Manchen Menschen hier, die sich mit dem Thema ‚Heimat‘ befassen, wird erst einmal das Herz schwer und sie sind traurig.
Es gibt Collagen, grafische Werke und auch ein Comicbild. Ein Teilnehmer hat bei Zülpich ein gelbes Rapsfeld vor tiefblauem Himmel fotografiert. Durch die Bildgestaltung kann man auch die ukrainische Flagge darin erkennen. Ein anderer Teilnehmer, der aus Guinea nach Deutschland kam, hat einen Zeitungsbericht über seinen Weg des Ankommens in den Rahmen gepackt. Und eine Fotocollage zeigt eine Person, der weiße Federn angeklebt wurden. „Dieser Mann befand sich sozusagen im Abflug. Das Bild hier ist an seinem letzten Tag in Nordrhein-Westfalen entstanden“, erzählt Birgit Urbanus, die auch Kunstpädagogin ist. „Jeder Mensch hat einen anderen Blick darauf, was der Begriff Heimat bedeutet“, so Urbanus. Den dazu aufkommenden Gefühlen, Erinnerungen und Assoziationen freien Lauf zu lassen, darum gehe es in diesem Projekt.

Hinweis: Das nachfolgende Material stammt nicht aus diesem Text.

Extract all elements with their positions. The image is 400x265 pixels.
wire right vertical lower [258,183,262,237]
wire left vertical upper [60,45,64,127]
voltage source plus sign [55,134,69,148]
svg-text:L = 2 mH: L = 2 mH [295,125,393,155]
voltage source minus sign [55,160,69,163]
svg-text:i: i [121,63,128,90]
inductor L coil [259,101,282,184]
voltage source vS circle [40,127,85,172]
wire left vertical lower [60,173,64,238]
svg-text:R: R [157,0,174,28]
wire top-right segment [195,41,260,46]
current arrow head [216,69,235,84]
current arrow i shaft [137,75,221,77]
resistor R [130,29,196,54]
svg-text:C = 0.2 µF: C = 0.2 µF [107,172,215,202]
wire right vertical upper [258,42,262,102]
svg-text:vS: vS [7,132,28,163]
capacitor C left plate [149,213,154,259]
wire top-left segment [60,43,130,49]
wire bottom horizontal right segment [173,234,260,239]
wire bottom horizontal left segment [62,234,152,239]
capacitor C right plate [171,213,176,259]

Asraa überlegt eine ganze Weile, womit sie das weiße Blatt vor sich auf dem Tisch füllen könnte. Heimat, das ist für viele ein diffuses Dazwischensein. Einerseits eine Sehnsucht, andererseits ein Gefühl von Sicherheit. Der Plural von Heimat lautet Heimaten – er liegt so schwer im Mund, weil er niemals gebraucht wird. Vielmehr spricht man von alter und neuer Heimat oder von erster und zweiter.
Asraa unterteilt das Zeichenpapier in drei Segmente, weil drei Länder und Kulturen für ihren bisherigen Lebensweg stehen. In das erste Feld zeichnet die 19-Jährige mit feinen Bleistiftstrichen ein Abbild des Hauses ihrer Kindheit in Syrien, und am Ende eine große Explosionswolke darüber.
Suche mit Pinsel, Buntstift und Farbe
Seit Januar finden die offenen künstlerischen Begegnungen beim Caritasverband Euskirchen statt, an denen Menschen unterschiedlichster Herkunft teilnehmen. Kreativ gearbeitet wird zum Thema „Heimat finden in NRW“. Mit Pinsel, Buntstift und Farbe machen sich die Teilnehmenden auf eine Suche zwischen Flucht, Vertreibung und neuer Nachbarschaft.
Am Ende steht eine partizipativ gestaltete Kunstausstellung, die am 25. September, 16 Uhr, in den Räumen des Kooperationspartners Vogelsang IP eröffnet wird. Zu sehen sind die Werke, die sich dem Begriff der Heimat in fantasievoller und sehr persönlicher Weise annähern. Neben diesen „Heimatstücken“ sollen auch Stellungnahmen von Teilnehmenden über eine Lichtleiste laufen.